I cross the street to almost get hit by a guy staring intently at his GPS instead of DRIVING HIS CAR. I turn into a building, the elevator, then a room with people sitting in a ring. I am motioned to speak and calm down to deliver, "Hello, My name is Arno and iNerd!

Ah, the techno life is with us all. I'm not here because I have a nerd ailment, but because the ones who don't admit to nerd like behavior are giving me nightmares.
I am awake, I touch things, see things and am deeply interested in stuff and I am always tripping over nerd zombies. Think your not a nerd? Nerds are the result of fact filled education and the regurgitation test regimen. "Hey man I don't speak in strings of facts!" No, you just speak because you must, having content is just something added if you actually had it on your mind. It has become the way you express yourself. If you had a beat behind it, you'd go off and lay down your rap.

What ever we do as nerds, we like to hear ourselves, see ourselves or get into stuff with the caveat, "Don't interrupt me when I am in my world!", "Don't touch me when I am in the zone." You know I like basketball, but when Michael Jordan goes into slow motion...........I walk into Office Max to make a purchase, whip out my credit card to make a killer buy, time slows and the world rotoscopes to a different angle and even the guy in the back of the store grins and nods as I make the slide. I leave the store beaming and when I get home I do the online survey to re-live the experience, all the while the imagined sound of cheering crowds fill my mind. Arno, snap out of it!

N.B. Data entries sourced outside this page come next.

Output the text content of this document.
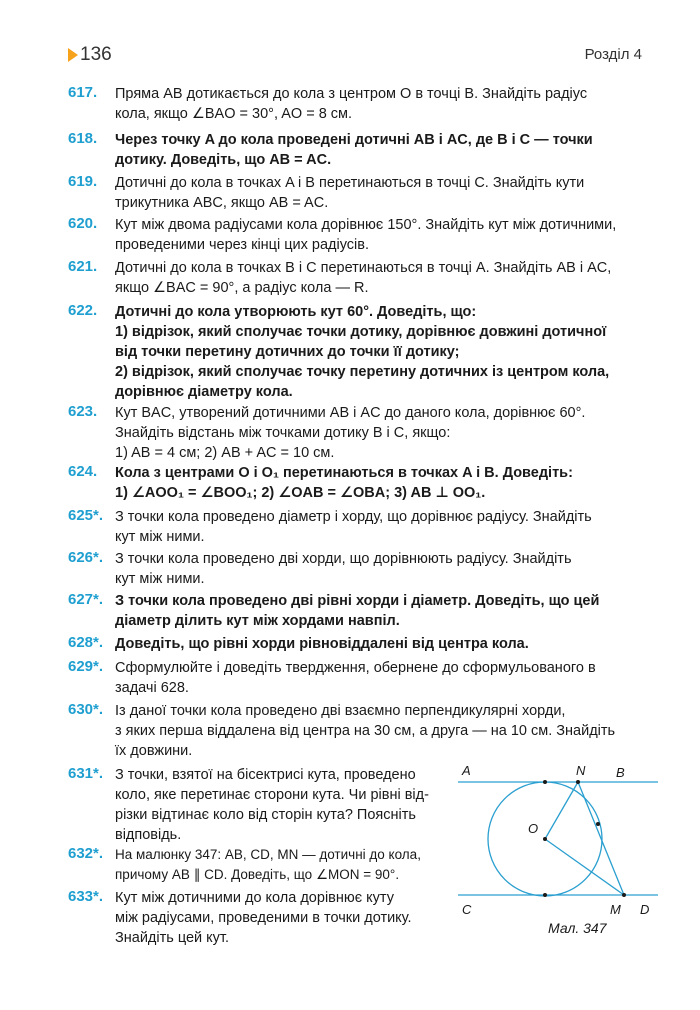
136	Розділ 4
617. Пряма AB дотикається до кола з центром O в точці B. Знайдіть радіус
кола, якщо ∠BAO = 30°, AO = 8 см.
618. Через точку A до кола проведені дотичні AB і AC, де B і C — точки
дотику. Доведіть, що AB = AC.
619. Дотичні до кола в точках A і B перетинаються в точці C. Знайдіть кути
трикутника ABC, якщо AB = AC.
620. Кут між двома радіусами кола дорівнює 150°. Знайдіть кут між дотичними,
проведеними через кінці цих радіусів.
621. Дотичні до кола в точках B і C перетинаються в точці A. Знайдіть AB і AC,
якщо ∠BAC = 90°, а радіус кола — R.
622. Дотичні до кола утворюють кут 60°. Доведіть, що:
1) відрізок, який сполучає точки дотику, дорівнює довжині дотичної
від точки перетину дотичних до точки її дотику;
2) відрізок, який сполучає точку перетину дотичних із центром кола,
дорівнює діаметру кола.
623. Кут BAC, утворений дотичними AB і AC до даного кола, дорівнює 60°.
Знайдіть відстань між точками дотику B і C, якщо:
1) AB = 4 см; 2) AB + AC = 10 см.
624. Кола з центрами O і O₁ перетинаються в точках A і B. Доведіть:
1) ∠AOO₁ = ∠BOO₁; 2) ∠OAB = ∠OBA; 3) AB ⊥ OO₁.
625*. З точки кола проведено діаметр і хорду, що дорівнює радіусу. Знайдіть
кут між ними.
626*. З точки кола проведено дві хорди, що дорівнюють радіусу. Знайдіть
кут між ними.
627*. З точки кола проведено дві рівні хорди і діаметр. Доведіть, що цей
діаметр ділить кут між хордами навпіл.
628*. Доведіть, що рівні хорди рівновіддалені від центра кола.
629*. Сформулюйте і доведіть твердження, обернене до сформульованого в
задачі 628.
630*. Із даної точки кола проведено дві взаємно перпендикулярні хорди,
з яких перша віддалена від центра на 30 см, а друга — на 10 см. Знайдіть
їх довжини.
631*. З точки, взятої на бісектрисі кута, проведено
коло, яке перетинає сторони кута. Чи рівні від-
різки відтинає коло від сторін кута? Поясніть
відповідь.
632*. На малюнку 347: AB, CD, MN — дотичні до кола,
причому AB ∥ CD. Доведіть, що ∠MON = 90°.
633*. Кут між дотичними до кола дорівнює куту
між радіусами, проведеними в точки дотику.
Знайдіть цей кут.
A	N B
O
C	M D
Мал. 347
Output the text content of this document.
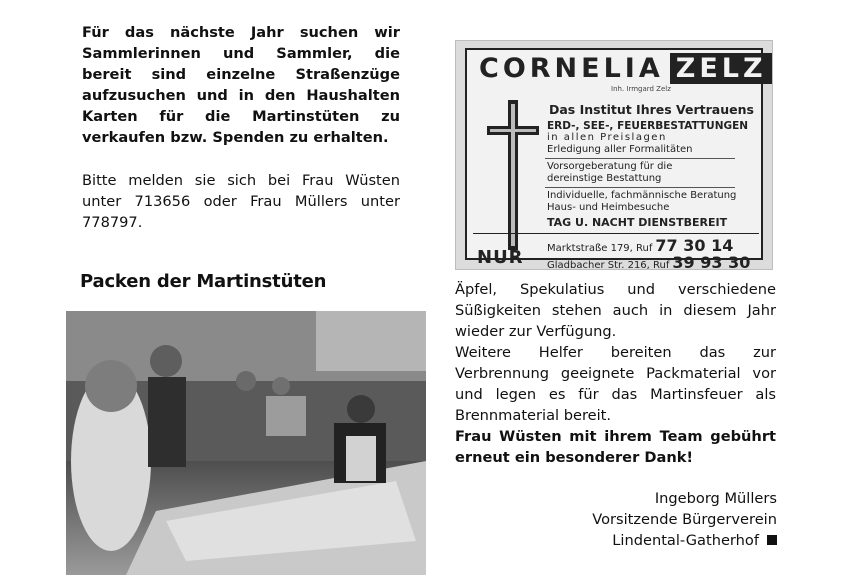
Für das nächste Jahr suchen wir Sammlerinnen und Sammler, die bereit sind einzelne Straßenzüge aufzusuchen und in den Haushalten Karten für die Martinstüten zu verkaufen bzw. Spenden zu erhalten.
Bitte melden sie sich bei Frau Wüsten unter 713656 oder Frau Müllers unter 778797.
Packen der Martinstüten
CORNELIA ZELZ
Inh. Irmgard Zelz
Das Institut Ihres Vertrauens
ERD-, SEE-, FEUERBESTATTUNGEN
in allen Preislagen
Erledigung aller Formalitäten
Vorsorgeberatung für die
dereinstige Bestattung
Individuelle, fachmännische Beratung
Haus- und Heimbesuche
TAG U. NACHT DIENSTBEREIT
NUR Marktstraße 179, Ruf 77 30 14
Gladbacher Str. 216, Ruf 39 93 30
Äpfel, Spekulatius und verschiedene Süßigkeiten stehen auch in diesem Jahr wieder zur Verfügung.
Weitere Helfer bereiten das zur Verbrennung geeignete Packmaterial vor und legen es für das Martinsfeuer als Brennmaterial bereit.
Frau Wüsten mit ihrem Team gebührt erneut ein besonderer Dank!
Ingeborg Müllers
Vorsitzende Bürgerverein
Lindental-Gatherhof
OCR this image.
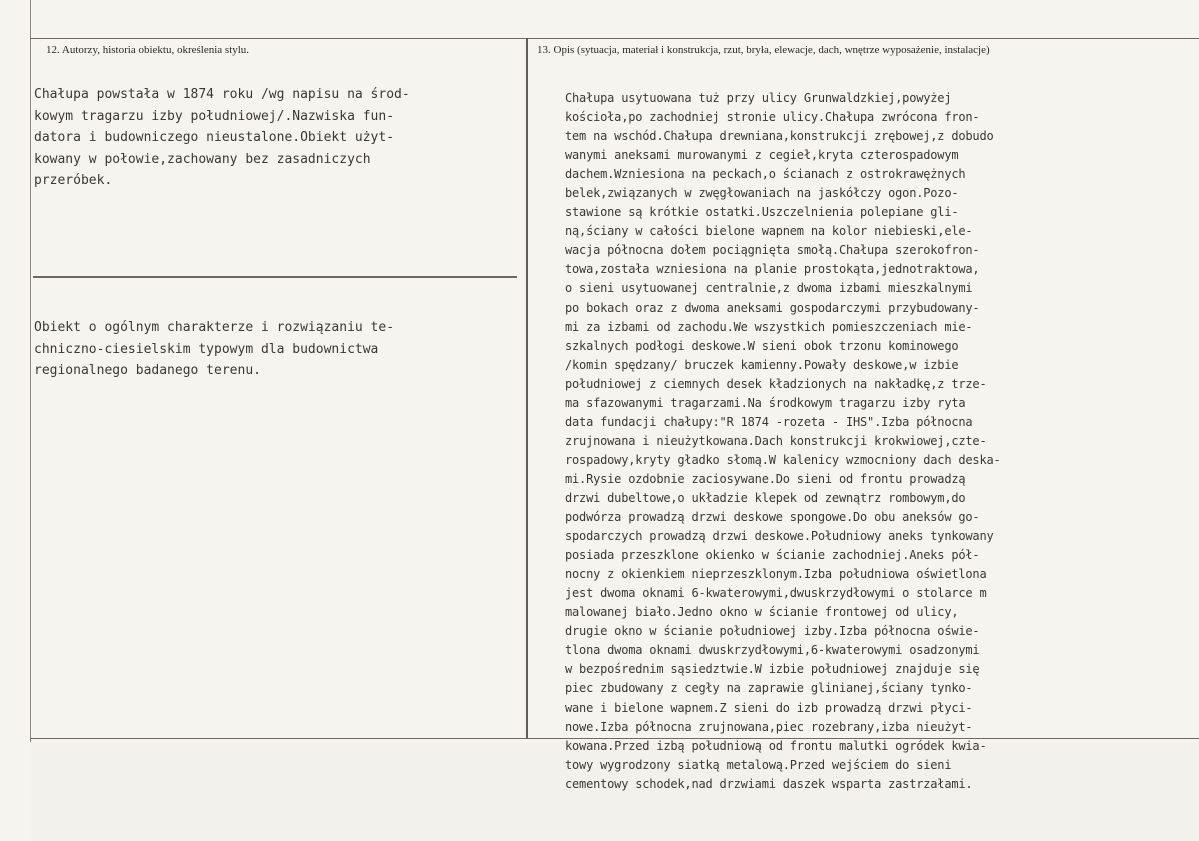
12. Autorzy, historia obiektu, określenia stylu.	13. Opis (sytuacja, materiał i konstrukcja, rzut, bryła, elewacje, dach, wnętrze wyposażenie, instalacje)
Chałupa powstała w 1874 roku /wg napisu na środ-
kowym tragarzu izby południowej/.Nazwiska fun-
datora i budowniczego nieustalone.Obiekt użyt-
kowany w połowie,zachowany bez zasadniczych
przeróbek.
Obiekt o ogólnym charakterze i rozwiązaniu te-
chniczno-ciesielskim typowym dla budownictwa
regionalnego badanego terenu.
Chałupa usytuowana tuż przy ulicy Grunwaldzkiej,powyżej
kościoła,po zachodniej stronie ulicy.Chałupa zwrócona fron-
tem na wschód.Chałupa drewniana,konstrukcji zrębowej,z dobudo
wanymi aneksami murowanymi z cegieł,kryta czterospadowym
dachem.Wzniesiona na peckach,o ścianach z ostrokrawężnych
belek,związanych w zwęgłowaniach na jaskółczy ogon.Pozo-
stawione są krótkie ostatki.Uszczelnienia polepiane gli-
ną,ściany w całości bielone wapnem na kolor niebieski,ele-
wacja północna dołem pociągnięta smołą.Chałupa szerokofron-
towa,została wzniesiona na planie prostokąta,jednotraktowa,
o sieni usytuowanej centralnie,z dwoma izbami mieszkalnymi
po bokach oraz z dwoma aneksami gospodarczymi przybudowany-
mi za izbami od zachodu.We wszystkich pomieszczeniach mie-
szkalnych podłogi deskowe.W sieni obok trzonu kominowego
/komin spędzany/ bruczek kamienny.Powały deskowe,w izbie
południowej z ciemnych desek kładzionych na nakładkę,z trze-
ma sfazowanymi tragarzami.Na środkowym tragarzu izby ryta
data fundacji chałupy:"R 1874 -rozeta - IHS".Izba północna
zrujnowana i nieużytkowana.Dach konstrukcji krokwiowej,czte-
rospadowy,kryty gładko słomą.W kalenicy wzmocniony dach deska-
mi.Rysie ozdobnie zaciosywane.Do sieni od frontu prowadzą
drzwi dubeltowe,o układzie klepek od zewnątrz rombowym,do
podwórza prowadzą drzwi deskowe spongowe.Do obu aneksów go-
spodarczych prowadzą drzwi deskowe.Południowy aneks tynkowany
posiada przeszklone okienko w ścianie zachodniej.Aneks pół-
nocny z okienkiem nieprzeszklonym.Izba południowa oświetlona
jest dwoma oknami 6-kwaterowymi,dwuskrzydłowymi o stolarce m
malowanej biało.Jedno okno w ścianie frontowej od ulicy,
drugie okno w ścianie południowej izby.Izba północna oświe-
tlona dwoma oknami dwuskrzydłowymi,6-kwaterowymi osadzonymi
w bezpośrednim sąsiedztwie.W izbie południowej znajduje się
piec zbudowany z cegły na zaprawie glinianej,ściany tynko-
wane i bielone wapnem.Z sieni do izb prowadzą drzwi płyci-
nowe.Izba północna zrujnowana,piec rozebrany,izba nieużyt-
kowana.Przed izbą południową od frontu malutki ogródek kwia-
towy wygrodzony siatką metalową.Przed wejściem do sieni
cementowy schodek,nad drzwiami daszek wsparta zastrzałami.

I'm glad we don't wear cartoon voice bubbles so that others can see what we think or say. I would be embarrassed, you would hit or kill me. I would close my eyes so I wouldn't hate you. You would say over and over, "Man, shut up!"

Of course most cover their propensity for being nerdy by saying they are savvy. Hey man, what's savvy? What's saaaaavvvvvy?

Don't blame me, I am compelled to tell the condition we all live in, after all iBlog.